Pleraplysilla minchini Topsent, 1905 Fig. 13
Pleraplysilla minchini Topsent, 1905: 184.
Description.
Growth form encrusting (1-5 mm in thickness). Consistency soft. Colour light brown to light grey. Surface finely conulose. Exhalant canals evident on the sponge surface, converging in scattered oscules 1-2 mm in diameter. Flagellate chambers from oval to rounded (50-90 µm in diameter). Skeleton typically dendritic with fibres (1-3 mm in height ca. 160 µm in diameter at their base) rising from a basal plate. Fibres laminated, normally with a single apex supporting a conule but, in some cases, arborescent with 2-3 branches.
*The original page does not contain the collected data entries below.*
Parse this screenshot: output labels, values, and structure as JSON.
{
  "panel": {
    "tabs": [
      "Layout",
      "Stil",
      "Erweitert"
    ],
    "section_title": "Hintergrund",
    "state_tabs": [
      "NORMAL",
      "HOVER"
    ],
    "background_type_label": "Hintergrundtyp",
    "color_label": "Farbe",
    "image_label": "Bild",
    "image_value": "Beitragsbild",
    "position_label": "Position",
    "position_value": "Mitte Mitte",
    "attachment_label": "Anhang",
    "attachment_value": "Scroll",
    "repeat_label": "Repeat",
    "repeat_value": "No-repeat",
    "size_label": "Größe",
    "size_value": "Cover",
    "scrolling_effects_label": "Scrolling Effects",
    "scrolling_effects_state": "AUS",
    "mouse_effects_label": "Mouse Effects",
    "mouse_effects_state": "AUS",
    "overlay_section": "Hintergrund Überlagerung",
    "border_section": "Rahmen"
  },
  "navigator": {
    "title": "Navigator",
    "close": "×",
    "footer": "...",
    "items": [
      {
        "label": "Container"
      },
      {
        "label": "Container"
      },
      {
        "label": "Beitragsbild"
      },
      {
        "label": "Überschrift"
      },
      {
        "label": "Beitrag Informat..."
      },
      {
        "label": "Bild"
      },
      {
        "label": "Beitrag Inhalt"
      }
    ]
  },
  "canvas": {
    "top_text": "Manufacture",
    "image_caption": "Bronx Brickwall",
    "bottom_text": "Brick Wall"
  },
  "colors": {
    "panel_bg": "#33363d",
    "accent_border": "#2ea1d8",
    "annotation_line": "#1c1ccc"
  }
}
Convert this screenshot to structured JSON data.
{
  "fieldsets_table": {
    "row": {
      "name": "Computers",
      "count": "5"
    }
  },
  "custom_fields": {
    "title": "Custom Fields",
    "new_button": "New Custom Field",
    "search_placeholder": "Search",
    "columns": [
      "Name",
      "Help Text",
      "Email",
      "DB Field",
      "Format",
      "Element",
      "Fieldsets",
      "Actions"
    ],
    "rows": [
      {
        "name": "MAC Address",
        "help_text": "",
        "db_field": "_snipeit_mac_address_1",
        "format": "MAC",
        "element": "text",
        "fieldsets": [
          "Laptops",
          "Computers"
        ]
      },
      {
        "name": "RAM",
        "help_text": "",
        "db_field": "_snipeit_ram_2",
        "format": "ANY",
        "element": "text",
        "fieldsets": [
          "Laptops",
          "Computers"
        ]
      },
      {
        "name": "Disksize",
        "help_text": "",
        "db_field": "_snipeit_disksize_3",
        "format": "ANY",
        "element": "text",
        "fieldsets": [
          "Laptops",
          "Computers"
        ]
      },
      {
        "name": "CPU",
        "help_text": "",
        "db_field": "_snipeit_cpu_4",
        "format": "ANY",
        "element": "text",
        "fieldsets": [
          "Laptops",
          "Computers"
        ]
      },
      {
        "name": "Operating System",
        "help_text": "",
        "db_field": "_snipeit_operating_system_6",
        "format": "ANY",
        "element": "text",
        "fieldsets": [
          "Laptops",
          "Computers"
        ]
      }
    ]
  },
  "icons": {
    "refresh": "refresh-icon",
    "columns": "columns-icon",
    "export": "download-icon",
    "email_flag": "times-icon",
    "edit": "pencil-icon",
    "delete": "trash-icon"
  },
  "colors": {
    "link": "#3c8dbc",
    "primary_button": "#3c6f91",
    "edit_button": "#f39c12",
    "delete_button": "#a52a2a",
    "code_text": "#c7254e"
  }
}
Fibres evidently cored with irregularly dense foreign debris, mainly spicule fragments.
Habitat.
Cave, rocky bottom, artificial reefs. Bathymetric range 1-30 m.
Mediterranean caves.
Niolon Cave (Gulf of Lions); Monte Vico, Secca delle Formiche-Vivara, Mago caves (Central Tyrrhenian Sea) (Laborel and Vacelet 1958; Pulitzer-Finali and Pronzato 1976; Pansini et al. 1977; Pulitzer-Finali 1977; Pronzato and Manconi 2011).
Remarks.
As for diagnostic traits the genus Pleraplysilla is anomalous among the Dictyoceratida, for the trait 'dendritic not anastomosing skeleton’ . As for the taxonomic status Pleraplysilla minchini is regarded by Vacelet (1959) as a synonym of Pleraplysilla spinifera . Later authors, as Cabioch (1968) and Borojevic et al. (1968), considered both species as valid. The material available for our study seems to confirm a specific divergence between the two. Pleraplysilla spinifera is generally recognizable at sight by the very pronounced, spaced conules. Its fibres reach a length of 12 mm, with a thickness of 450 µm near the base; they are generally branched; sometimes more than one fibre starts from a common basal plate; the inclusions are mostly closely-packed sand grains. In Pleraplysilla minchini the fibres are less widely spaced, they reach not more than 3 mm in length and a diameter of 160 µm near the base; they are generally not branched and there is a prevalence of sponge spicules in their inclusions.